The first Saw (which I rather disliked) was the last film I saw in a theater before I left for Los Angeles. The far-superior Saw II was the first date with the woman I would eventually marry (her choice, fortunately I had already seen The Legend of Zorro at a test screening months earlier). Needless to say, the series has had a strong nostolgic value in our household for the duration of our relationship. We haven't actually seen a Saw picture on opening night since 2007. Saw IV was our second movie-night after our daughter was born in late August (the first was Michael Clayton in early October). Saw IV's mediocrity gave way to Saw V, which we casually saw on opening day in an after-work matinée. Last year, the series had declined enough to make my wife pass on our annual tradition. Bitter irony that I ended up seeing Saw VI on my own, only to discover that it was perhaps the best of the whole series. She eventually saw it on Blu Ray, and she immediately regretted skipping out. So now, with a babysitter in tow and our schedule cleared, the wife and I are doing an old-fashioned date night. Dinner at a favorite seafood restaurant, then off to the 8:00pm show, and home before bedtime (I'll try to have a review up around midnight).
For one half a decade, he has thrilled us with his adventures, amazed us with his discoveries, and inspired us with his courage. His traps were beyond imagination. His name has become legend, his cohorts the finest ever assembled. We have traveled beside him from one poorly-lit warehouse or factory to another. He has been our guide, our protector, and our friend. Now, you are invited to join him, for one last game...
Yes, if this is truly the end of the line, I will miss the series. I will miss Tobin Bell's gravitas and genuine pathos. I will miss the only ongoing horror series to constantly feature adult actors playing adult characters, with hardly a child or teen actor in the bunch.
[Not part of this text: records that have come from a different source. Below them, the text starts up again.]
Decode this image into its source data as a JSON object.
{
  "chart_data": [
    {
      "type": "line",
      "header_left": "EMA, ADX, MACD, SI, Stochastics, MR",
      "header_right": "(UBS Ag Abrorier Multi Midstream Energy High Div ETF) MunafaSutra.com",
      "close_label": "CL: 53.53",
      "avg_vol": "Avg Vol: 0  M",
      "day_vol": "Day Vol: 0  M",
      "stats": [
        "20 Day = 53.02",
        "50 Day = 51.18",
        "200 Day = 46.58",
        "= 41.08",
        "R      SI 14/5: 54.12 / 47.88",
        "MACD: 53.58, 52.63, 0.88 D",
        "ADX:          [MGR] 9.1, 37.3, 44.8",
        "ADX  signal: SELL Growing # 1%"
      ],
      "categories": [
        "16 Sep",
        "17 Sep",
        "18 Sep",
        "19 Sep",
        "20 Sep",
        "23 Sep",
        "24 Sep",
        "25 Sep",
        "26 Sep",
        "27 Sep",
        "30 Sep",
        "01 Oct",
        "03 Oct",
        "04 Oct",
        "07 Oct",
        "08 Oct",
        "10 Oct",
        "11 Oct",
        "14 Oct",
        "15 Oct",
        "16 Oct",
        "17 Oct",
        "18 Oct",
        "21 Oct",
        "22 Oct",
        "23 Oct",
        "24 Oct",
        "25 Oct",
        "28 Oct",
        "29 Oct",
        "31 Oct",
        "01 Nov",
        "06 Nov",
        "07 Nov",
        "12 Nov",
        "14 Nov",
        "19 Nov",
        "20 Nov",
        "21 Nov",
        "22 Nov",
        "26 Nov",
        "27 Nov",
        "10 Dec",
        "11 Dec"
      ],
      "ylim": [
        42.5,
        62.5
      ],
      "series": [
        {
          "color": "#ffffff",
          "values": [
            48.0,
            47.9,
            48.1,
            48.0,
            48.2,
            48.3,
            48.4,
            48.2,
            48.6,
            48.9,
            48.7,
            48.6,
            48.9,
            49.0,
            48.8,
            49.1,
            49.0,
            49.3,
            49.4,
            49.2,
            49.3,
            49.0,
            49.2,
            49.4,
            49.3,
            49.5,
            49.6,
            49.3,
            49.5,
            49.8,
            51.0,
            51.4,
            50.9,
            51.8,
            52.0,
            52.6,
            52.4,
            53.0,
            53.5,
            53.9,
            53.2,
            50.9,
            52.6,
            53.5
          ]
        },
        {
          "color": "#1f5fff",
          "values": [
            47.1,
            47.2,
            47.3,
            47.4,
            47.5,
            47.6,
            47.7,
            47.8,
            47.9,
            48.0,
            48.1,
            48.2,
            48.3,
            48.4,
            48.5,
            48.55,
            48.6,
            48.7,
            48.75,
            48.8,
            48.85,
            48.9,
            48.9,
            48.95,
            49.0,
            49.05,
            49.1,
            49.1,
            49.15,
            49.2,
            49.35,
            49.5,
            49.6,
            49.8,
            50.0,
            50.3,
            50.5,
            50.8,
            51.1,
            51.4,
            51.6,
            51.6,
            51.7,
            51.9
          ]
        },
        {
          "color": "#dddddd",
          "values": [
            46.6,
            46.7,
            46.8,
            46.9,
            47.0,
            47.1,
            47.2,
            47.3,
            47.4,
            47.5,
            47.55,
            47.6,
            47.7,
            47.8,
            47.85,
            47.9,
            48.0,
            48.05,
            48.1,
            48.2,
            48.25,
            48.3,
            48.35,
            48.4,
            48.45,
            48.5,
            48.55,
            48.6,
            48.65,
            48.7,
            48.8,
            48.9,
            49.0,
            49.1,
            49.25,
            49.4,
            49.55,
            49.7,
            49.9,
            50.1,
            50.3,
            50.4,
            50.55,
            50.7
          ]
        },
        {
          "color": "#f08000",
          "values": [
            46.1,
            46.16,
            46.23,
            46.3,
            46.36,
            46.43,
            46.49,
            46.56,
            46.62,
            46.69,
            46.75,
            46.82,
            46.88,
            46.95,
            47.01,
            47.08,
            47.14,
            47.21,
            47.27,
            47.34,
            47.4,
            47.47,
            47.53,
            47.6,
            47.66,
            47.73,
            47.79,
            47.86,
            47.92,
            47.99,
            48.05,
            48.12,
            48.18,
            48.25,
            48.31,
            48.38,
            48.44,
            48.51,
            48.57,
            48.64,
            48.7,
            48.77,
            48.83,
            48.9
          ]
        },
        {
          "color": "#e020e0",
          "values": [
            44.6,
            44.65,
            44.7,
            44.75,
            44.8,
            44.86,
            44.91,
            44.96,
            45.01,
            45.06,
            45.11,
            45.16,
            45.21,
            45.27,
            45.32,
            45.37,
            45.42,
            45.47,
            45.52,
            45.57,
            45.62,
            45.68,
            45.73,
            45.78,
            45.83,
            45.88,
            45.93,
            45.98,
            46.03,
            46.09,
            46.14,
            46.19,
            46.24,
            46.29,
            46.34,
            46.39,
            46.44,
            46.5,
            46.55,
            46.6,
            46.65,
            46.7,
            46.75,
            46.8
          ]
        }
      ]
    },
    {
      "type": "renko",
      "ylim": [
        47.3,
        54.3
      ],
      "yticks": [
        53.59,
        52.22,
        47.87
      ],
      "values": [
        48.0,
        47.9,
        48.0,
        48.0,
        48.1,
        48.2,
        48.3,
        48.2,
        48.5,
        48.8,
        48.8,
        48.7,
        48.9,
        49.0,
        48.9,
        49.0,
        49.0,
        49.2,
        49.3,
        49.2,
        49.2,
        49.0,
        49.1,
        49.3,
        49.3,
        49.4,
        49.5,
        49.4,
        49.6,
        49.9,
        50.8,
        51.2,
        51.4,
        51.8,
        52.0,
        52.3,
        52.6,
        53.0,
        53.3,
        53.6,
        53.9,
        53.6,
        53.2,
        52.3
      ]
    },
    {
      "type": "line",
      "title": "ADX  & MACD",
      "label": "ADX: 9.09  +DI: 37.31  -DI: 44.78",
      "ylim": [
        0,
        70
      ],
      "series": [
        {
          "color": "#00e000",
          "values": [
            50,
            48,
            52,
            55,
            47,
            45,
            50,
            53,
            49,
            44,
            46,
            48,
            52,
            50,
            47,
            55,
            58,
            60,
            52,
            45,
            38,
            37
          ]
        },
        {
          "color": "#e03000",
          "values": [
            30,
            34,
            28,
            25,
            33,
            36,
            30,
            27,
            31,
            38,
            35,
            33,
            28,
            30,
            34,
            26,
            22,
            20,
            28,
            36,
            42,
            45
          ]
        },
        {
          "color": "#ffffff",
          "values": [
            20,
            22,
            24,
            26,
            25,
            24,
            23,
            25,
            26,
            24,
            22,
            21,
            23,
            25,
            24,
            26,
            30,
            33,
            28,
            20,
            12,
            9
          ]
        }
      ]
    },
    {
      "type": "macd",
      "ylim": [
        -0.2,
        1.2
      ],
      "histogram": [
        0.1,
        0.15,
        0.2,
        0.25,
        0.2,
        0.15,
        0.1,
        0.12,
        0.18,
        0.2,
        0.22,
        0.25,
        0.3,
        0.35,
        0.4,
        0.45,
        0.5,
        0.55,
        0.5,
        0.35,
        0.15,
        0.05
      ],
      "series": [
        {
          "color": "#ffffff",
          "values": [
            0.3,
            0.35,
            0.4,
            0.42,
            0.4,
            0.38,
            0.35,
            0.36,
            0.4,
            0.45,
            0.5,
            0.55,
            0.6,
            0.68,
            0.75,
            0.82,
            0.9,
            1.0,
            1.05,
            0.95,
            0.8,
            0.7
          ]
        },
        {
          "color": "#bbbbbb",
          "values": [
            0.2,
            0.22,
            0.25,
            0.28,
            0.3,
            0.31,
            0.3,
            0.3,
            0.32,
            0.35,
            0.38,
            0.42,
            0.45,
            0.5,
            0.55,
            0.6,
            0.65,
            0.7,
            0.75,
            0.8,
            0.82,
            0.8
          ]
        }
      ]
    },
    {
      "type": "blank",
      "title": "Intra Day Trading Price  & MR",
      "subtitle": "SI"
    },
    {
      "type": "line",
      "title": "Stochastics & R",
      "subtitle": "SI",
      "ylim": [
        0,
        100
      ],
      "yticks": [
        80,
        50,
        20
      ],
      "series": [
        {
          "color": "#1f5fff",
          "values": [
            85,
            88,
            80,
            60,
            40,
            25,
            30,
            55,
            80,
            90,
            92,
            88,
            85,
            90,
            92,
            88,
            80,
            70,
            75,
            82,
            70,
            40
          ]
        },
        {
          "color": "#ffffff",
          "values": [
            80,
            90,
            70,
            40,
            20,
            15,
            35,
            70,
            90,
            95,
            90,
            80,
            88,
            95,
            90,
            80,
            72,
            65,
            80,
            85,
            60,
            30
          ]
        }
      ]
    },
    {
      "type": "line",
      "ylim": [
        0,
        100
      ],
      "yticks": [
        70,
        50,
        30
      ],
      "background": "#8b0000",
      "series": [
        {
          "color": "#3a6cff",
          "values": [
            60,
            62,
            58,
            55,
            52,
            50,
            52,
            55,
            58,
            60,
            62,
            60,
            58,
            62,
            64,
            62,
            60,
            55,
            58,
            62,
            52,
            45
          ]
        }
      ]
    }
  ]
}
I will miss the rare horror franchise that never veered into misogyny and never pandered to the prurient desires of its audience. I will miss the insanely retroactive continuity that became more convoluted than later seasons of Lost and/or Arrested Development. I will miss the inexplicable need to spend 15 minutes per film detailing random character interactions from Saw III and the setting-up of a random trap from Saw IV. I will miss the absurdity of building an entire second trilogy around a character (Costas Mandylor's Hoffman) who had but a thirty-second cameo in Saw III. I will miss the inconstancy of Jigsaw's schemes, which targeted everyone from murders and rapists to cops who cared too much and federal agents who trusted their instincts too much.
But, warts and all, there was something weirdly special about the Saw series. Unlike so many horror films that basically amounted to 'kids get lost in the woods, get slaughtered by supernatural freaks', the Saw franchise was an intricately plotted and carefully constructed puzzle box. It featured not a random boogieman, but a genuine character (John Kramer) played by a real actor (Tobin Bell). It didn't always make sense, but you could tell that the writers were sincere about laying the longterm groundwork, or at least successful in retroactively paying off random moments from the earlier films. Jigsaw's philosophy was pretty absurd (free legal tip: putting a guy in a room with a bomb and putting the key up his ass is still murder), but the films occasionally called him out on his failings and we were never really expected to accept Kramer's monologuing at face value.
They really weren't 'torture porn'. Sure, a few of the on-screen demises (just over a dozen out of just-under fifty) involved pain and suffering, but most were spectacularly quick and completely painless. The Saw franchise was a place for undervalued actors (Donnie Wahlberg, Shawnee Smith, Angus Macfadyen, Peter Outerbridge) to shine in the genre sandbox, as well as a place for somewhat more well-known actors (Scott Patterson, Julie Benz, pretty much every single performer in the first Saw) to fall on their faces. There were moments of high art (Angus Macfadyen choosing to burn his dead son's belongings in order to save the life of the judge who gave his son's killer a light sentence in Saw III) and unintentional hilarity (Scott Patterson conducting the world's police worst interrogation of Betsy Russell in Saw IV).
Of the six movies thus far, I could only call three of them (Saw VI, Saw II, and the ambitious but flawed Saw III) truly good, although the overwrought and absurd Saw IV isn't the least bit boring. And yes, sorry to say, but the original Saw still stinks. It's slow, boring, and still feels like a sloppy and on-the-nose first-draft screenplay that never got rewritten after it sold based on the Amanda trap scene. It also contains the worst performance of pretty much everyone in it, and that even includes Michael Emerson. But the franchise as a whole stands out as a unique bit of horror filmmaking, not to be dismissed out of hand. For six long years, we have amused ourselves watching John Kramer and his cohorts strive to teach random citizens to value their lives. If this is to be the end, then it is the end of something worth remembering. Let me be the first to say goodbye to Mr. John 'Jigsaw' Kramer. You will be missed. Thanks for the memories.